The collect-then-interpret pattern is the right starting point for anyone adding an LLM into a data pipeline. Keep the SQL in Python functions. Keep the LLM at the interpretation layer. When something goes wrong, we know exactly which function to look at.

The format check gating the drift check is the single architectural decision worth taking from this article. Any time we have an analytical check that depends on data being in a certain shape, we should run a format check upstream and gate on the result. Computing an average over malformed data is not just wrong — it is confidently wrong, and confidently wrong answers in a pipeline are the hardest kind to catch.

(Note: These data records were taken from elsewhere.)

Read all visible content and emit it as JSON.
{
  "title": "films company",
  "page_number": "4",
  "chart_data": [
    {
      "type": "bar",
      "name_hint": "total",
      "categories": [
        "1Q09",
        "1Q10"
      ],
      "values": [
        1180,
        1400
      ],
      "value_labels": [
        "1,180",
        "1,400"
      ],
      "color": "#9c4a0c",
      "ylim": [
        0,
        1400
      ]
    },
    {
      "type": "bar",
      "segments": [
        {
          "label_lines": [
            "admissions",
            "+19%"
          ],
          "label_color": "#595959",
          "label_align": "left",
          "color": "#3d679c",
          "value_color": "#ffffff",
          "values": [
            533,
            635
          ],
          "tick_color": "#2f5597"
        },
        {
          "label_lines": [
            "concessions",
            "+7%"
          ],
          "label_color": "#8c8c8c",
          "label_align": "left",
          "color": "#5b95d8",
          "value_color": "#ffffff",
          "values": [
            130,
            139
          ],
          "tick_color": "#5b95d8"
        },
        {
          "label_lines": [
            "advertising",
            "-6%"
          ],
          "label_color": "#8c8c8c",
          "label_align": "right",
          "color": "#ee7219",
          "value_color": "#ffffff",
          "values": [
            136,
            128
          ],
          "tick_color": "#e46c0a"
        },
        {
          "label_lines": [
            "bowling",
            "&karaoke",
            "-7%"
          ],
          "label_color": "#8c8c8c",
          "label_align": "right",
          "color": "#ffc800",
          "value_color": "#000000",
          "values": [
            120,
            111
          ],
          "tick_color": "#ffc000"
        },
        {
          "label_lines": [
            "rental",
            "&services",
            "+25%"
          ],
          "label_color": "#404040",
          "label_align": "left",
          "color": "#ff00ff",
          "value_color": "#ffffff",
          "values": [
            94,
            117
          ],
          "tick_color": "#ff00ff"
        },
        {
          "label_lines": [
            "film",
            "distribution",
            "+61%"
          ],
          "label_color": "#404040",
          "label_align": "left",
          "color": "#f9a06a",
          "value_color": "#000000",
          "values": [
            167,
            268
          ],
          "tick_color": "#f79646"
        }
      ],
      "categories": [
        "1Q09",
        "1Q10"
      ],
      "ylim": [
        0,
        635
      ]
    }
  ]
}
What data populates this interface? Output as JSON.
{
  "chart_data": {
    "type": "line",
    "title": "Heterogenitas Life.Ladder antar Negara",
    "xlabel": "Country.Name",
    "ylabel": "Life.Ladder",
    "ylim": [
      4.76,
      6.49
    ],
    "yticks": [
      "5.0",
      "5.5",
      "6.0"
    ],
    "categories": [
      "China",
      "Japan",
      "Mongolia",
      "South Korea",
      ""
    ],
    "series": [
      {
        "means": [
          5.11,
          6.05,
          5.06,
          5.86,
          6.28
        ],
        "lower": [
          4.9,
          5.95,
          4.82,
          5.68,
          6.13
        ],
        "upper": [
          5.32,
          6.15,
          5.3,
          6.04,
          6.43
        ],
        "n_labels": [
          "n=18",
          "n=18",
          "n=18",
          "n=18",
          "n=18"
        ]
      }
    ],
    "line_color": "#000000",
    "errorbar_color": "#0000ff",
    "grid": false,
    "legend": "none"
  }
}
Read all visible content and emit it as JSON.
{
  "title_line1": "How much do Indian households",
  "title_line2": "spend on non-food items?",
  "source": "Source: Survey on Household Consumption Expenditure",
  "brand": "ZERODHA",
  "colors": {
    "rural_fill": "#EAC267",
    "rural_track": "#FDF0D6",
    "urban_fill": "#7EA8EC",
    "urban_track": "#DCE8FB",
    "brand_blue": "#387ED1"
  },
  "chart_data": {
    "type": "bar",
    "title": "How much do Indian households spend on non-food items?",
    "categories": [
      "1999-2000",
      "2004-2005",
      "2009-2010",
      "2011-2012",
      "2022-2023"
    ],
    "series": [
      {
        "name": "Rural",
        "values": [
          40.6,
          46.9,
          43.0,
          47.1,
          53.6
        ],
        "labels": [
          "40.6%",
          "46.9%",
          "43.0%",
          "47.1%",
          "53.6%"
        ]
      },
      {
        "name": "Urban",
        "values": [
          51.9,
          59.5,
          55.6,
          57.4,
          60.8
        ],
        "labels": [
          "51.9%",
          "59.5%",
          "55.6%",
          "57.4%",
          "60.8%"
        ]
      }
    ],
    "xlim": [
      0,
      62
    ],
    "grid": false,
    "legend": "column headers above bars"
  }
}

Real Bronze data is messier than any tutorial will prepare us for. The column shift that landed amenity strings in a price column is not an edge case — it is exactly the kind of thing that happens when we ingest CSV files from a third-party source that changes its format without telling us. The agent did not fix this. It found it, named it, and gave an engineer a ranked checklist before they opened a single file.

In essence: the AI is not doing magic here. It is doing pattern recognition on structured evidence and translating findings into plain English. The interesting engineering work is in building that evidence — the sample bad values, the historical rates, the column_intelligence dictionary — and giving it to the LLM in a shape it can actually reason about. Get that right, and the analysis takes care of itself.

There is no one-size-fits-all approach to adding AI into a data pipeline. But if we are just getting started, collect-then-interpret gives us the right combination of predictability, testability, and LLM value — without sacrificing the ability to understand exactly what our agent is doing on any given run.